A federal appeals court in Baltimore says state laws that give employers a choice between providing health coverage and paying a tax or fee violate the Employee Retirement Income Security Act.

ERISA preempts the Maryland Fair Share Health Care Fund Act of 2006, which requires employers with 10,000 or more Maryland employees to spend at least 8% of their total payrolls on employees’ health insurance costs or pay the amount their spending falls short to Maryland, according to 2-1 decision by 3 judges who sit on the 4th U.S. Circuit Court of Appeals.

The panel upheld a ruling by the U.S. District Court in Baltimore, which also found that ERISA preempts the Maryland Fair Share law.

In Maryland, the law directly affects only Wal-Mart Stores Inc., Bentonville, Ark., writes Judge Paul Niemeyer for the 4th Circuit panel in an opinion concerning Retail Industry Leaders Association vs. Fielder.

ERISA was enacted in 1974 to help make benefits administration more uniform for multistate employers, but the Maryland Fair Share law and similar rules considered or adopted in jurisdictions such as Minnesota would “force Wal-Mart to tailor its health care benefit plans to each specific state, and even to specific cities and counties,” Niemeyer writes.

RILA had asked the court to rule on whether the Maryland law violated the equal protection clause of the 14th Amendment to the Constitution, but Niemeyer writes that he need not consider the equal-protection claim because the law is preempted by ERISA.

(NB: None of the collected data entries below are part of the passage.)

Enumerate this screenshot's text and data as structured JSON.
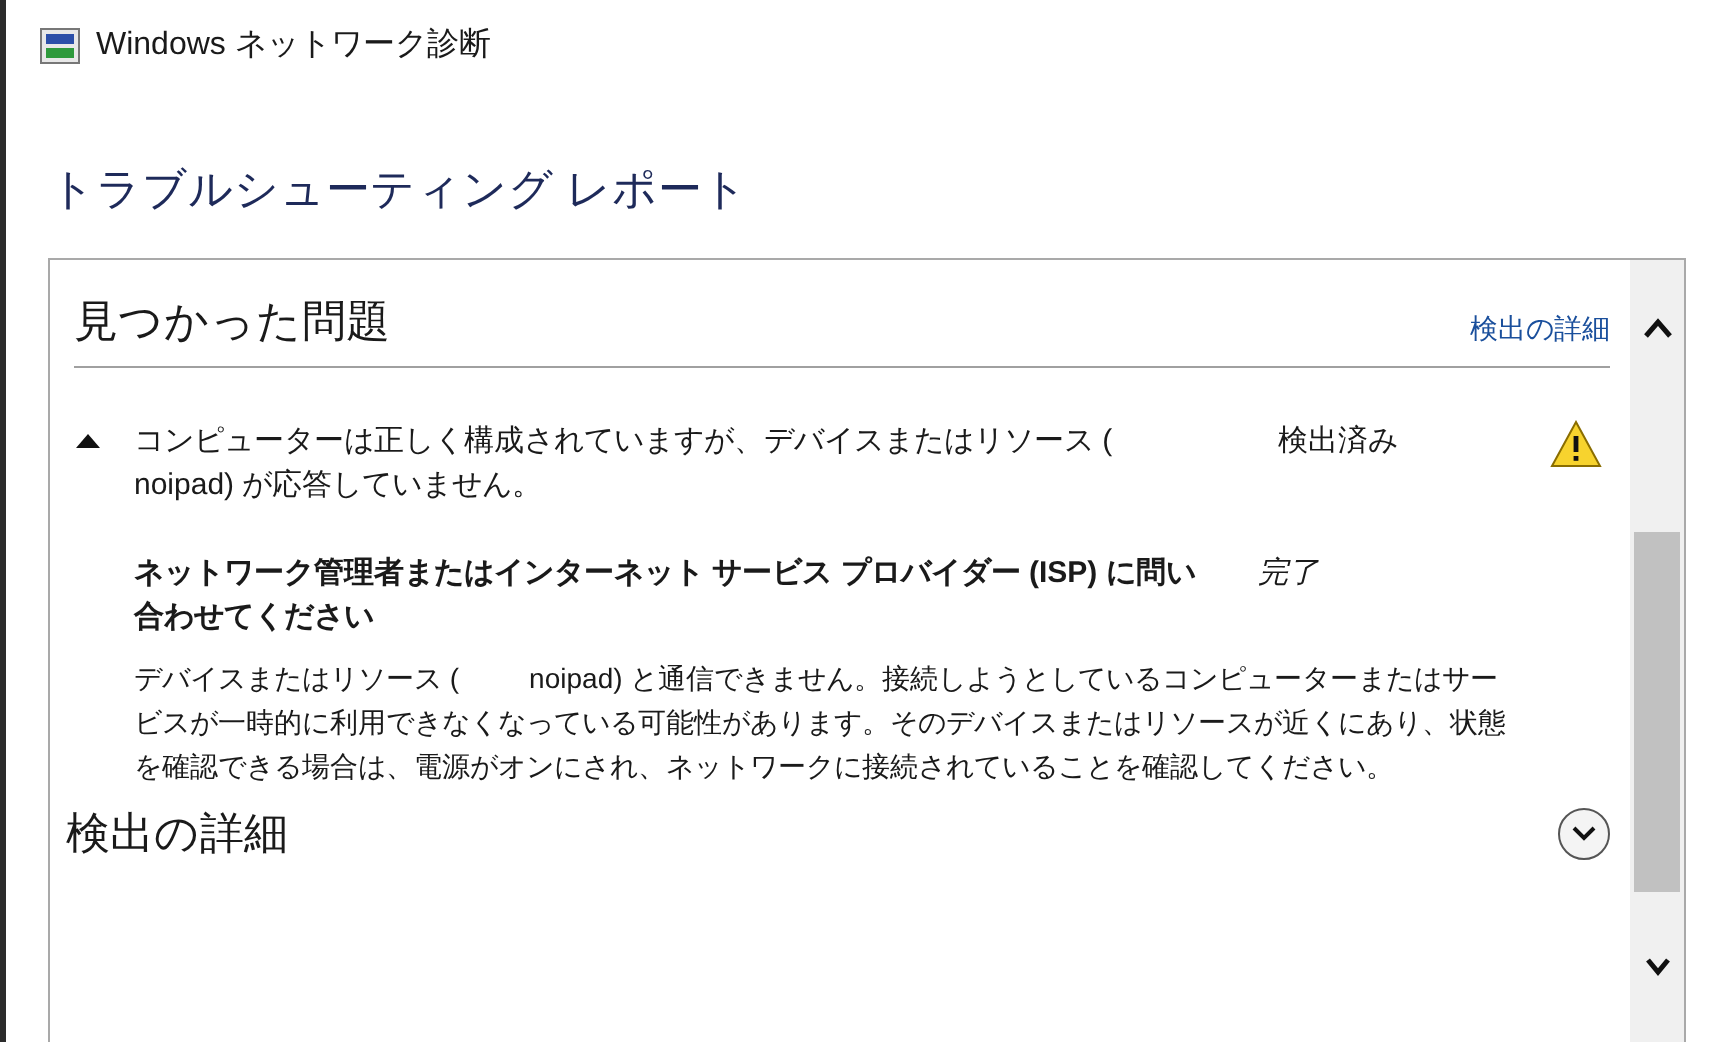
{
  "window": {
    "title": "Windows ネットワーク診断"
  },
  "heading": "トラブルシューティング レポート",
  "problems_section": {
    "title": "見つかった問題",
    "link": "検出の詳細"
  },
  "problems": [
    {
      "text": "コンピューターは正しく構成されていますが、デバイスまたはリソース (         noipad) が応答していません。",
      "status": "検出済み",
      "expanded": true,
      "actions": [
        {
          "title": "ネットワーク管理者またはインターネット サービス プロバイダー (ISP) に問い合わせてください",
          "status": "完了",
          "description": "デバイスまたはリソース (         noipad) と通信できません。接続しようとしているコンピューターまたはサービスが一時的に利用できなくなっている可能性があります。そのデバイスまたはリソースが近くにあり、状態を確認できる場合は、電源がオンにされ、ネットワークに接続されていることを確認してください。"
        }
      ]
    }
  ],
  "details_section": {
    "title": "検出の詳細",
    "expanded": false
  }
}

One judge on the RILA panel, Judge Blane Michael, writes in a dissenting opinion that the Maryland Fair Share law does not violate ERISA because it gives employers the option of paying into a state fund rather than changing their benefit plans. Moreover, states need a way to cope with the effects of employers’ decisions to drop health coverage on taxpayer-funded health finance programs, Michael writes.

The 4th Circuit covers Maryland, North Carolina, South Carolina, Virginia and West Virginia.

At press time, Maryland Attorney General J. Joseph Curran Jr. had 2 weeks to decide whether to appeal to a full panel of the 4th Circuit or to the U.S. Supreme Court.

RILA says the 4th Circuit ruling sends a strong message that similar bills under consideration in other states and municipalities also violate the law.

The decision “makes clear that employer health plans are governed by federal law, not a patchwork of state and local laws,” RILA President Sandy Kennedy says in a statement.